London Mayor Sadiq Khan posted on Twitter: ‘London stands with American women whose basic rights and freedoms are threatened by this decision. A dark day for a great country. ‘
Judith Orr, vice-chair of the Aboriginal Rights campaign, which claims to be organizing the protest, said protesters were “full of anger and resentment” about the decision and warned the results would be ‘bad’.
He said: “You cannot exaggerate the impact it will have, women will die, rural women, women who cannot access online services, African women, women of color, the poor, working class women, these are the people who will suffer the most from this. . ‘
He added: ‘We stand by you. We will fight until you get your rights again and we are filled with emotion this evening for those women.
‘I find it difficult to realize, in the 21st century, that they are doing this, that they are pushing people to risk their lives to control their own fertility. It is very sad and sad tonight. ‘
Crowds lined up to listen to speakers condemning the US Supreme Court decision while holding placards, many reading ‘our bodies, our choice’.
Speaking at the rally, Wen-Wen Lindroth, the British chairman of the Democrats Abroad, the official Democrat organization for American citizens living abroad, described it as “a great and sad day for the United States”. holding a poster. against the decision)
Some UK groups have been quick to boycott the decision, with the UK’s Pregnancy Advisory Service, Britain’s largest abortion service provider, saying it was “shocked”. Protesters are being photographed outside the US Embassy in London on Friday
Esme Trevelyan, 25, said as she marched outside the US Embassy in Nine Elms, London: ‘Obviously we are in London, there is not much we can do but being here outside the US embassy is just a message of solidarity, I think, towards American women. …
“Because, although it does not seem to be a problem here, America is the most powerful country in the world, one of the richest countries in the world, if it could happen there, of course it could happen anywhere.”
Freya Shaw, 20, said: “I think we were here to prove to them that they have a voice and that we have a voice and that we hear them and that we are here to help and support them and get their voices heard. ‘
Jessica Cappi, 25, said: ‘At 4:15 last night we all got notifications on our phones and thought’ this is the end of the thing ‘and we wanted to come out and fight and make our voices heard I just feel it. anger at women everywhere that we can go back.
Billie Eilish said it was a ‘dark day’ for women in the United States to perform in Glastonbury, after the Supreme Court overturned Roe v Wade – a landmark 1973 ruling that legalized abortion across the country. Pictured are protesters at the US Embassy in London on Friday
“I saw statistics today that the United States was one of four countries that are actually lagging behind in abortion rights. So I jumped on the train and 45 minutes later, I’m here.”
Billie Eilish said it was a ‘dark day’ for women in the United States to perform in Glastonbury, after the Supreme Court overturned Roe v Wade – a landmark 1973 ruling that legalized abortion across the country.

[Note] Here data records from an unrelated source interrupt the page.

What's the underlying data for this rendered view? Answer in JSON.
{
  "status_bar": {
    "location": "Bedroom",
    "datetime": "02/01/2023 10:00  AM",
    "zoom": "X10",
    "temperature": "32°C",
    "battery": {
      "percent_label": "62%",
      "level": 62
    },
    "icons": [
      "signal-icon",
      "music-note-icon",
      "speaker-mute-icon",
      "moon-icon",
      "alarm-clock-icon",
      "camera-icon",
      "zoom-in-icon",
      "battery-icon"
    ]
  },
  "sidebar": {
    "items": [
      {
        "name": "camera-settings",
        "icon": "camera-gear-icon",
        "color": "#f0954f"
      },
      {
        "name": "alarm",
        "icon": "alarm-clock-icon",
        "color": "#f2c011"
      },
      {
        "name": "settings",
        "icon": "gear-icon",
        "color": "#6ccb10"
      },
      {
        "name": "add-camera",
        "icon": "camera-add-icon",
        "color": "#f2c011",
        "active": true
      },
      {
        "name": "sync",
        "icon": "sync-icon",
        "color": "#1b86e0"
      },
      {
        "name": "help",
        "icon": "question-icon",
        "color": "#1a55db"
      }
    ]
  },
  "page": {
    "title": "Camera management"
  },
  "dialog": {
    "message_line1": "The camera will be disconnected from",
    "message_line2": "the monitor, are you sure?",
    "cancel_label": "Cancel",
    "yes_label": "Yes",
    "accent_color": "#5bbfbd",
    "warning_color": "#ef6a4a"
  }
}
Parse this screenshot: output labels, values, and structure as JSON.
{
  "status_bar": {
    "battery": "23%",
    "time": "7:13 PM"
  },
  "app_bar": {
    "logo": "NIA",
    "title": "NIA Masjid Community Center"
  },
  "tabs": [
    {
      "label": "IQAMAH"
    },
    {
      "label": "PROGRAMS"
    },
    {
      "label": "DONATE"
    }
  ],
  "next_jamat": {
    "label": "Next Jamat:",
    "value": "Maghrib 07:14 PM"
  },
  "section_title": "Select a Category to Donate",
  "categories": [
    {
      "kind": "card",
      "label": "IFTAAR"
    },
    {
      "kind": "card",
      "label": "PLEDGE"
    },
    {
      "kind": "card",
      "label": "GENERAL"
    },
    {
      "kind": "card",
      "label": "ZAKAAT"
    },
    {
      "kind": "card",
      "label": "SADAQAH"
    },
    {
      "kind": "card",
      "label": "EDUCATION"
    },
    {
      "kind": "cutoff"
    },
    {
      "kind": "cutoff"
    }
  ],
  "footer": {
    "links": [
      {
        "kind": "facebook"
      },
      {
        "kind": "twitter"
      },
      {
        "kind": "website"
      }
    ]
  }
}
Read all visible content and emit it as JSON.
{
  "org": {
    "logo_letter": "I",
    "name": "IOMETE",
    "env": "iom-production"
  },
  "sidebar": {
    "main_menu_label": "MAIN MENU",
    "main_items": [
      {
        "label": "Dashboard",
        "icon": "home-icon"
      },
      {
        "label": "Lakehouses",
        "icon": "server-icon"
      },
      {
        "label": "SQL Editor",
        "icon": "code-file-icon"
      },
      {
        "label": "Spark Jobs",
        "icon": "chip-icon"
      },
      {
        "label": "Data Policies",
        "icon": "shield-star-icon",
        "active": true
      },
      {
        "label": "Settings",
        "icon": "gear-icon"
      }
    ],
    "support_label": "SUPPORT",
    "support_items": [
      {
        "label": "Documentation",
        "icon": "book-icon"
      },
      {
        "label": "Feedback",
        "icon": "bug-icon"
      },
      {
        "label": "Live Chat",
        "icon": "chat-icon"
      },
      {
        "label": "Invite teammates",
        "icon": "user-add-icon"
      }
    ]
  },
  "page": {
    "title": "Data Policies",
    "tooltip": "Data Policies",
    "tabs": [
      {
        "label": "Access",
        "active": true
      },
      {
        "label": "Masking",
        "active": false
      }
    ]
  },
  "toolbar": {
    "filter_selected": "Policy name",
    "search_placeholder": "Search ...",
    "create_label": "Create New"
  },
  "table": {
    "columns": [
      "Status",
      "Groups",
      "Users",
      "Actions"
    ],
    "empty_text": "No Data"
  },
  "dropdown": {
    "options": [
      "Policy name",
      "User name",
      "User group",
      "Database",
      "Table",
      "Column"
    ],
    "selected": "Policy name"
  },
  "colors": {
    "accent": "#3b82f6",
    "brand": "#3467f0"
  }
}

Introducing his song called Your Power he said the song is about the concept of power.
He said: “The song we are about to perform is I think one of the most popular songs we have written and it is about the concept of power and how we need to always remember how not to misuse it.
‘And today is a really dark day for women in the United States. I’m just going to say that if I can’t bear to think about it again in this moment.